Canterbury Cathedral is facing sharp criticism after unveiling a graffiti-style art installation dubbed “Hear Us” that is sacrilegious and aesthetically jarring. The display consists of removable sticker graphics with questions addressed to God—phrases like “Are you there?” and “Why did you create hate when love is by far more powerful?”
The cathedral says the project aims to engage “marginalised communities”—including people of color, neurodiverse individuals, and LGBTQIA+ groups—inviting them to handwrite responses to the question, “What would you ask God?” The installation, created by “vegan/queer” poet Alex Vellis (who uses they/them pronouns) and curator Jacquiline Creswell, will run from October 17, 2025, through January 18, 2026.

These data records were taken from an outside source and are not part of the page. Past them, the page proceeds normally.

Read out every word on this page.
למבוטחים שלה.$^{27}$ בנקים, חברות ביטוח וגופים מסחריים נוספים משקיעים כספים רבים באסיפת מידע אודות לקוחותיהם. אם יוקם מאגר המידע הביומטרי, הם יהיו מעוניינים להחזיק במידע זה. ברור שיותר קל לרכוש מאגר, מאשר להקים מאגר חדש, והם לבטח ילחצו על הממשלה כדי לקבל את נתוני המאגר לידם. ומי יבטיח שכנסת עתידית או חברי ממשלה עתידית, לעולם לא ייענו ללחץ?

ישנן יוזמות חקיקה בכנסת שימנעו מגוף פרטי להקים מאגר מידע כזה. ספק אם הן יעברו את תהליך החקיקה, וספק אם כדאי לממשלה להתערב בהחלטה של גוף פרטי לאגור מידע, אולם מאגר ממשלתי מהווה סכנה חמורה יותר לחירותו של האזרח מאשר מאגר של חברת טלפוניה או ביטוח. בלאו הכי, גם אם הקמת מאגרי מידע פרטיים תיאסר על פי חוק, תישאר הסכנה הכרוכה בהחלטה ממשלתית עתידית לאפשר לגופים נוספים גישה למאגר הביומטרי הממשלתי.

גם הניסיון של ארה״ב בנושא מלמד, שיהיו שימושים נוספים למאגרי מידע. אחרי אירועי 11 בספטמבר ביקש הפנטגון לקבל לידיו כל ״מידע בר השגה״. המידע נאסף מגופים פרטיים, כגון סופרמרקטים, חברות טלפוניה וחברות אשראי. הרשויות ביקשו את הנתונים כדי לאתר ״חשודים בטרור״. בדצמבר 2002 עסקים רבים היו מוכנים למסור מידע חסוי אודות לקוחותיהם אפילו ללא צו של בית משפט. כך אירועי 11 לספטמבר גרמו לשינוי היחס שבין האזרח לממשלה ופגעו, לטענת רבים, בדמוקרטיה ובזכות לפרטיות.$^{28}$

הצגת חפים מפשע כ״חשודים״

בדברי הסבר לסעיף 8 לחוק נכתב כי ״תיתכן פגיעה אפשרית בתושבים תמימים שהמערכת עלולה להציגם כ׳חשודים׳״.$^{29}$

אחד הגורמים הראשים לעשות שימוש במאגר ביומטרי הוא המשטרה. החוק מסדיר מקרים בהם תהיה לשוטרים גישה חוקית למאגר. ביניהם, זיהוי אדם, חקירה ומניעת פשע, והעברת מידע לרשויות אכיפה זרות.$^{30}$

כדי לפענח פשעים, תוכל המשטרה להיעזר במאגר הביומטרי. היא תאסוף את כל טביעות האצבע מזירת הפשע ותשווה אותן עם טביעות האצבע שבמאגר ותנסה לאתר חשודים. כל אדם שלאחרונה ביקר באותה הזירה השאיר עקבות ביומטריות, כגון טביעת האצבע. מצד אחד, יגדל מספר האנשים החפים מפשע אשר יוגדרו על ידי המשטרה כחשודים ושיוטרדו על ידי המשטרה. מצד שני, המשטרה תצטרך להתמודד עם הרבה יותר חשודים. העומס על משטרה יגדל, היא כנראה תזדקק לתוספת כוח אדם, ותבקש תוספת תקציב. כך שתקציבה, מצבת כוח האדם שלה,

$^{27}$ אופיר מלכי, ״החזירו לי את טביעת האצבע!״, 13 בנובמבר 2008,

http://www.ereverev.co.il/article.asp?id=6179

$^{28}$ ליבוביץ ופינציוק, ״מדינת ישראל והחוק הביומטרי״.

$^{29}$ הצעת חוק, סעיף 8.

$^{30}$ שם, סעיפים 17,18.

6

Critics—including parishioners and public figures—have uniformly denounced the display. Some called it “sacrilegious,” and one remarked that the medieval structure now looks like a “Peckham underground car park.” U.S. Senator Ted Cruz warned that the installation reflects how nations fall when elites embrace “self-destructive pathologies,” while JD Vance commented on the irony of uglifying a historic landmark under the banner of “honoring marginalized communities.”
This episode comes on the heels of the Church of England’s recent announcement that Sarah Mullally will become the first female Archbishop of Canterbury. The installation is yet another example of the church’s increasingly “woke” orientation—prioritizing trendy ideological displays over reverence and tradition.